Note* I copied the imageurl link and tried to open up with a browser.
It will download a blank image.

[bluehipy]

In php you will have to return the result of json_encode to the standard output. In your example you just encode the $xml but you don't print / echo the result.


So I guess in the end of your file you need to set:


echo json_encode( $xml );



On the client, in the store definition, the rootProperty is not the 'entry'. There is some xpath `til the entry, like "feed.entry".


Also you can let the js read the xml if you want, ST2 has an xml reader

[muddsg]

Hi, yup i saw the xml reader before, but i didnt use it because i dont know how to put the credentials.
Need the username and password to access the url xml datasets, referring to my 'parsing the xml using php' picture, 'user' and 'pass'.
I hope you can give an example?
Sorry.

[bluehipy]

I could but I would totally ruin your learning experience

[bluehipy]

Joking...

You can package the request with your needed headers and call it from js as you do from php,

Code:

Ext.create('Ext.data.Store', {
    model: 'Entry',
    proxy: {
        type: 'ajax',
        headers:{
            "Authorisation": ur_custom_base64_encode(user+':'+passw),
            "UserAgent":'Foobar'
        },
        url : 'zaXMLprovideer/url/',
        reader: {
            type: 'xml',
            rootPorperty: 'feed entry'
        }
    },
});

or you can call a php script file that will do the request to "xml datasets" as you do now, and just return the xml response without json_encode-ing.

zaScript.php

PHP Code:

$user='';
$pass='';
...
$xml= new SimpleXmlElement(....);
echo $xml->asXML();
unset($things);
exit(); 


Code:

Ext.create('Ext.data.Store', {
    model: 'Entry',
    proxy: {
        type: 'ajax',
        url : 'zaScript.php',
        reader: {
            type: 'json',
            rootPorperty: 'feed entry'
        }
    },
});

[bluehipy]

Well, as you see I used there "ur_custom_base64_function" meaning there is no native js base64 encoding, (except mozilla) so you have to define the encoding function, there are a couple on internet.
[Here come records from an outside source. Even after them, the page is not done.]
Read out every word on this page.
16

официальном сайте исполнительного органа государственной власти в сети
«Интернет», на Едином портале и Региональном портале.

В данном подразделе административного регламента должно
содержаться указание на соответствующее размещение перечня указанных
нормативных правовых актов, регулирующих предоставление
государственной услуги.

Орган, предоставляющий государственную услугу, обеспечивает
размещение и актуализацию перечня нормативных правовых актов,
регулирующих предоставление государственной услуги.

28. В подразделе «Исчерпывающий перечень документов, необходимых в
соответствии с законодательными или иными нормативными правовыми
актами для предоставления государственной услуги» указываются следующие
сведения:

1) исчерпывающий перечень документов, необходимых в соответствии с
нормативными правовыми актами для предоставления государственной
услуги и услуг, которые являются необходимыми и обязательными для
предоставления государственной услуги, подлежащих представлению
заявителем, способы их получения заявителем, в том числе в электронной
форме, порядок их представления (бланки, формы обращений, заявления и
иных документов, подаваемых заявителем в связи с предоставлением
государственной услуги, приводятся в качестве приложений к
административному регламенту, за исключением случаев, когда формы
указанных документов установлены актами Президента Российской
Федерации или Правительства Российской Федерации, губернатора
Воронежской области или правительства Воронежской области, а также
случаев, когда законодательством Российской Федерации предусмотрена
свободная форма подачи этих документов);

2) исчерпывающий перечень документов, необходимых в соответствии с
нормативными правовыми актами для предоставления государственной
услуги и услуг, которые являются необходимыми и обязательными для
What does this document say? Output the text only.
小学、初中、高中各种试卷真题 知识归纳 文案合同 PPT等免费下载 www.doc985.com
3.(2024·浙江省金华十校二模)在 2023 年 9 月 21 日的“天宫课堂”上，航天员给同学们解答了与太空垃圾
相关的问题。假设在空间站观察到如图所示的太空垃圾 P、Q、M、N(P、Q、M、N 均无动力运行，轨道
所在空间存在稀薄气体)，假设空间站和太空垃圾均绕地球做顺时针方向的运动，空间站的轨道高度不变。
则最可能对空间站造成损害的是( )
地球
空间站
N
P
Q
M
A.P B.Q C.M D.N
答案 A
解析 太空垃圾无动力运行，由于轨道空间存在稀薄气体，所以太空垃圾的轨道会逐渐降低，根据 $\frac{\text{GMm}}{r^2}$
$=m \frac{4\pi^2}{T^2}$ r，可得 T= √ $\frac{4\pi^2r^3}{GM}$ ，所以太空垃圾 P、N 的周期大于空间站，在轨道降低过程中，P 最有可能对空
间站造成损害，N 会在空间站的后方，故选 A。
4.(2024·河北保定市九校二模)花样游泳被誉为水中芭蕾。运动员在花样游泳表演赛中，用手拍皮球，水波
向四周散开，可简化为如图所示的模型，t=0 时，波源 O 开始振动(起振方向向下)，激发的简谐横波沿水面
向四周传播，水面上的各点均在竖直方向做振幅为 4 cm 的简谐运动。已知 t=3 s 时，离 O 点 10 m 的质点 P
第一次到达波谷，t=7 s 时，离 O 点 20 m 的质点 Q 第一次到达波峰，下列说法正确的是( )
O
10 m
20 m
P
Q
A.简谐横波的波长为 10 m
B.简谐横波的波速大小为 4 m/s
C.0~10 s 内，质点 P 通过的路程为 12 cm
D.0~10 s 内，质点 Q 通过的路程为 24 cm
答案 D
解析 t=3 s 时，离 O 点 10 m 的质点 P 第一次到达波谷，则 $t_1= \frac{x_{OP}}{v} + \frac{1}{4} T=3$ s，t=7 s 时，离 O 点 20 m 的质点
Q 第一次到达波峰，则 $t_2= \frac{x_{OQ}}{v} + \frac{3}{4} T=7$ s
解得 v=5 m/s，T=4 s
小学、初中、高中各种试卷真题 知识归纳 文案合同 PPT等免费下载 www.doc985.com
Regarding the second approach, your model name is wrong in my opinion... "new" is not a good model name... model names shoud not be reserved words and should be uppercase. (but I don t think it is necesarily the issue in your case, fix it anyway)

The entry nodes have: id, title, summary, author, content, category... so there "title" and "updated" which you are specifying in model, that s fine.


On the view, again, the "new" naming thing is not inspired... change it maybe.

Also the code excerpt is not relevant to the cause, you should expose the listing part. and the store part.

Also check if php service is returning a valid xml as you expect.

[muddsg]

Ouh ok. I will change the name.

Another thing, i tried to return the xml response without json_encode-ing in the php using your example and in the console it will say 'You're trying to decode an invalid JSON String'

[bluehipy]

Maybe you kept the reader type to 'json' ?

[muddsg]

Sorry for the late reply. I solve it already.

i forgot to put this in the php.
header('Content-type: application/xml');

before the
echo $xml->asXML();